I feel as though I have read this book in its many forms 30 times or more. In fact, I just completed the novel last week, the week before and probably the week before that.
The one shining star in the middle of this bedlam is after the proof comes from the printer, I get to read it one more time.
As crazy as this seems, it’s all a part of the process known as…ah…well…I’m not sure whatcha call spending months to pen a novel, months to rewrite and edit said novel, send to a publisher, then spend large amounts of time with an editor thrashing out the final details.
I guess the best way to describe it would be blocks of fun, with intermittent periods of horror. Remember, the underpinning and solid foundation of success (at least in my case) leads me to rely on prayer.
Give it a try sometime if you take a mind to; it just may surprise you.
Don’t be afraid to jump in with both feet, it’s really not as bad as I described. Actually, it’s a lot of fun and I feel fortunate God gave me this task to contend with each day.
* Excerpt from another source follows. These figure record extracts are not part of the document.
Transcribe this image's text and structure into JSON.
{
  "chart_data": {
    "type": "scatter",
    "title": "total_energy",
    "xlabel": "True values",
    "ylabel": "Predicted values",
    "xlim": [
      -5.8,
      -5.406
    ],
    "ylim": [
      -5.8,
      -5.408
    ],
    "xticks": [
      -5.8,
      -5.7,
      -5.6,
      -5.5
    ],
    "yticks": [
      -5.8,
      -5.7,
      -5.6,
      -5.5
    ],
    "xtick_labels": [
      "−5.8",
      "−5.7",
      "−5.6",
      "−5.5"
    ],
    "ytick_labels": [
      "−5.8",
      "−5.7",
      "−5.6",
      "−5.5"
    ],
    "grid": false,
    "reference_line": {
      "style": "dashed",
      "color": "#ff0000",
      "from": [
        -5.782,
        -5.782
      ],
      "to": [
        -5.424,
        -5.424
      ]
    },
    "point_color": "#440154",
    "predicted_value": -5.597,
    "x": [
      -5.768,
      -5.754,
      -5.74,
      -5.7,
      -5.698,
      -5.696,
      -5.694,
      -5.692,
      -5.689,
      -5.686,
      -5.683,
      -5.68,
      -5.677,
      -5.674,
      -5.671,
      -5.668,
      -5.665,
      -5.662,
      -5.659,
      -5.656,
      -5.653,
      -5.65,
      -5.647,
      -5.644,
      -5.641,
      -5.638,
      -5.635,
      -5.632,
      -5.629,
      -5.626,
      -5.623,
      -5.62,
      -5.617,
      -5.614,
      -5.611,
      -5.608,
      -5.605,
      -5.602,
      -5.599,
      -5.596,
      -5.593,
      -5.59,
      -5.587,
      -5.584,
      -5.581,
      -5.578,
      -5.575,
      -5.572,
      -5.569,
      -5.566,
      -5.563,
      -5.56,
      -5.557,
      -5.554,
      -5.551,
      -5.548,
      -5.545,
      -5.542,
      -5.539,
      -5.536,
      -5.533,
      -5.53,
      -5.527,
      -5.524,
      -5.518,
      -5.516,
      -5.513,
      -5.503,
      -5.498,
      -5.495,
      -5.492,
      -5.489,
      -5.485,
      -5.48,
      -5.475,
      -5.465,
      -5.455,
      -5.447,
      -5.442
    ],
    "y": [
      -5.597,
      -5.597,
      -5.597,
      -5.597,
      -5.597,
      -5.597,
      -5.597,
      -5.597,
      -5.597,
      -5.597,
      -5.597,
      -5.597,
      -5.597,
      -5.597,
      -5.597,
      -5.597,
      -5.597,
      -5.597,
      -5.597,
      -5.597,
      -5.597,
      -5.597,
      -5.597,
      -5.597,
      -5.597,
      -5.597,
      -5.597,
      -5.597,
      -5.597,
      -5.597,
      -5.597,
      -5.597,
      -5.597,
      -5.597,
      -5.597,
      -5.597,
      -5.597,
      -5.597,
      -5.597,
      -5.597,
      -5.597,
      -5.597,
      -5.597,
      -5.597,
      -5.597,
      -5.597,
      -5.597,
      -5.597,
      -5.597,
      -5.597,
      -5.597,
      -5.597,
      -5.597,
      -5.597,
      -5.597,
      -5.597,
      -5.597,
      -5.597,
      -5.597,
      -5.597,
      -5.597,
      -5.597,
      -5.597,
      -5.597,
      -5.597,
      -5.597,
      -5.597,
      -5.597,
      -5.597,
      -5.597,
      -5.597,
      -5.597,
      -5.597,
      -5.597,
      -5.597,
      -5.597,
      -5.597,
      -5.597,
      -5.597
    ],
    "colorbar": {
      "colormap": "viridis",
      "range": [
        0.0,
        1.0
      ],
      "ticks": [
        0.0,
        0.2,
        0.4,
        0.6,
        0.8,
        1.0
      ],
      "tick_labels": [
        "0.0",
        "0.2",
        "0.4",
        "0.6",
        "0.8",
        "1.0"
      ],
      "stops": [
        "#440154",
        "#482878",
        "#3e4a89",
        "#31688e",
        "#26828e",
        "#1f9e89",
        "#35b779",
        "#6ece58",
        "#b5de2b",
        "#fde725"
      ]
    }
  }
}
Now, where’d I leave that fountain pen?
In “Terminal Core” I’ve taken a break from the “Rising Tide” series and produced a stand alone sci-fi adventure. It was a pleasure and a real bear to write, but so rewarding to watch the pieces fall into place with the painstaking work of my editor and publisher Soul Fire Press. I will re-post as soon as the release date becomes available.
Aon, a solid core planet made from the priceless and most dense element in the galaxy (caladium) is under silent attack. Plans are made by off-worlders to dissolve the unbreakable core using crude oil obtained from 19th century earth. Once the oil is refined the byproduct, gasoline will soften the caladium, allowing it to be collected. It is soon discovered the core is made from living beings created from caladium itself. The off-worlders employ a band of corrupt inhabitant’s to carry on this work. They find themselves in a constant struggle with a small coalition of Aonians bent on saving their home world. Both factions clash with the indestructible core creatures. With horrendous beast’s one step behind and deadly pitfalls ahead, the coalition struggle to finish their journey insuring their races survival.
My Kingdom For a Marketer. My Kingdom For a Marketer. Oh, Loathe The Nasty Bugger, My Kingdom For a Marketer.
I have written numerous short stories, a weekly blog and am in the latter stages of publishing my third novel. Even with this small amount of success, I have a hard time wrapping my brain around the writing process.
If I were to break the process down as I understand it (taking the word understand with a grain of salt) then happy is the day I actually begin a new book. This sense of elation stays with me each morning as I arise just chomping at the bit to get started.
Once the book is complete, I move to what I call a continuity edit. That’s where I make sure the first half of the book jives with the second half of the book. For instance, if Hank marries Ramona and has a boy named Lucius in Chapter Three, then Hank dies in Chapter Fourteen, we can’t have Hank and Ramona returning from vacation with a daughter, Lucy, in Chapter Thirty Two. I realize the last sentence was three times longer than it should have been; however, you must remember this is my blog and I do what I want to do. Anyway, you get the jest of the continuity edit (which if I haven’t mentioned, I don’t particularly care for).
Next comes one of my lesser favorite parts of writing, even more so than the continuity edit, and that’s the line by line edit. I believe I would rather have someone set my head on fire then edit a book. Nuff said.
Then comes my absolute nemesis. The period of my life where I turn from Dr. Jekyll into the hideous Mr. Hyde and this little labor of love we refer to as “marketing” begins. With the mere mention of that accursed word (marketing) I feel my blood pressure rising and a wretched anger building from the bowels of my soul.
So with that, I shall drop an adequate number of Valium and make for my happy place.